Most Asian stocks fell Wednesday and Treasuries held a rally on concerns about the economic recovery from the pandemic, virus variants and China’s scrutiny of the technology sector. U.S. equity contracts fluctuated.
Japanese stocks slid but Australian shares weathered an extension to Sydney’s Covid-19 lockdown. Chinese tech firms retreated in Hong Kong as Beijing’s cybersecurity probe of ride-hailing giant Didi Global Inc., and vow to tighten scrutiny of data security and overseas listings, hurt sentiment. The S&P 500 dipped and the Nasdaq 100 reached a record overnight. European futures rose.

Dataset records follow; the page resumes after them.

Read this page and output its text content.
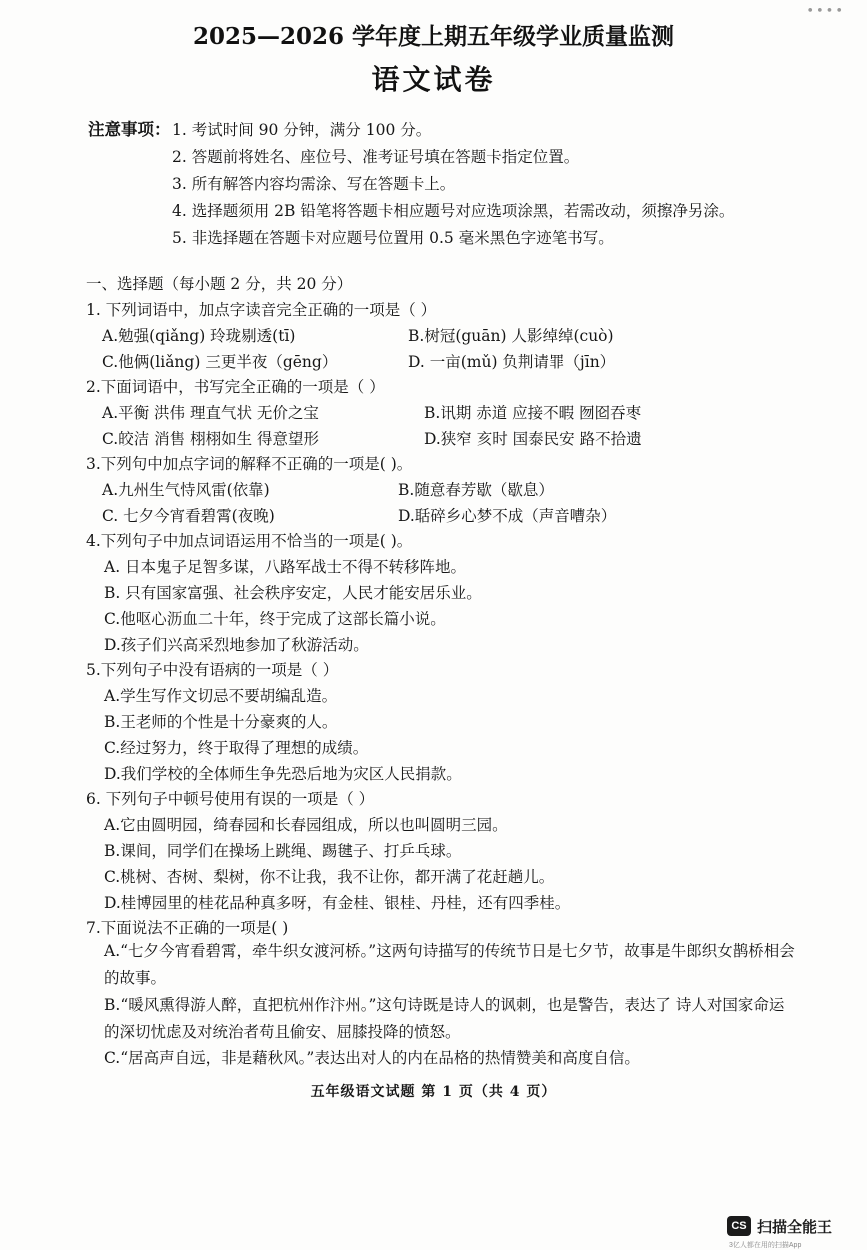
••••
2025—2026 学年度上期五年级学业质量监测
语文试卷
注意事项： 1. 考试时间 90 分钟，满分 100 分。
2. 答题前将姓名、座位号、准考证号填在答题卡指定位置。
3. 所有解答内容均需涂、写在答题卡上。
4. 选择题须用 2B 铅笔将答题卡相应题号对应选项涂黑，若需改动，须擦净另涂。
5. 非选择题在答题卡对应题号位置用 0.5 毫米黑色字迹笔书写。
一、选择题（每小题 2 分，共 20 分）
1. 下列词语中，加点字读音完全正确的一项是（ ）
A.勉强(qiǎng) 玲珑剔透(tī)	B.树冠(guān) 人影绰绰(cuò)
C.他俩(liǎng) 三更半夜（gēng）	D. 一亩(mǔ) 负荆请罪（jīn）
2.下面词语中，书写完全正确的一项是（ ）
A.平衡 洪伟 理直气状 无价之宝	B.讯期 赤道 应接不暇 囫囵吞枣
C.皎洁 消售 栩栩如生 得意望形	D.狭窄 亥时 国泰民安 路不拾遗
3.下列句中加点字词的解释不正确的一项是( )。
A.九州生气恃风雷(依靠)	B.随意春芳歇（歇息）
C. 七夕今宵看碧霄(夜晚)	D.聒碎乡心梦不成（声音嘈杂）
4.下列句子中加点词语运用不恰当的一项是( )。
A. 日本鬼子足智多谋，八路军战士不得不转移阵地。
B. 只有国家富强、社会秩序安定，人民才能安居乐业。
C.他呕心沥血二十年，终于完成了这部长篇小说。
D.孩子们兴高采烈地参加了秋游活动。
5.下列句子中没有语病的一项是（ ）
A.学生写作文切忌不要胡编乱造。
B.王老师的个性是十分豪爽的人。
C.经过努力，终于取得了理想的成绩。
D.我们学校的全体师生争先恐后地为灾区人民捐款。
6. 下列句子中顿号使用有误的一项是（ ）
A.它由圆明园，绮春园和长春园组成，所以也叫圆明三园。
B.课间，同学们在操场上跳绳、踢毽子、打乒乓球。
C.桃树、杏树、梨树，你不让我，我不让你，都开满了花赶趟儿。
D.桂博园里的桂花品种真多呀，有金桂、银桂、丹桂，还有四季桂。
7.下面说法不正确的一项是( )
A.“七夕今宵看碧霄，牵牛织女渡河桥。”这两句诗描写的传统节日是七夕节，故事是牛郎织女鹊桥相会的故事。
B.“暖风熏得游人醉，直把杭州作汴州。”这句诗既是诗人的讽刺，也是警告，表达了 诗人对国家命运的深切忧虑及对统治者苟且偷安、屈膝投降的愤怒。
C.“居高声自远，非是藉秋风。”表达出对人的内在品格的热情赞美和高度自信。
五年级语文试题 第 1 页（共 4 页）
CS 扫描全能王
3亿人都在用的扫描App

Ten-year Treasury yields hit February lows in U.S. hours in part on slower-than-expected service-sector growth, with short covering exacerbating the move. Australian and New Zealand bonds rallied. The dollar retained a climb.
Oil steadied after dropping toward $73 a barrel in the fallout from the OPEC+ crisis, which has stymied efforts to raise production and buffeted prices.
While global stocks remain near all-time highs, inflationary pressures, reduced central bank stimulus and the spread of the Covid-19 delta strain are potential risks. Traders are looking ahead to the Federal Reserve minutes Wednesday for more clues on when the U.S. central bank may begin tapering the substantial asset purchases that have bolstered financial markets.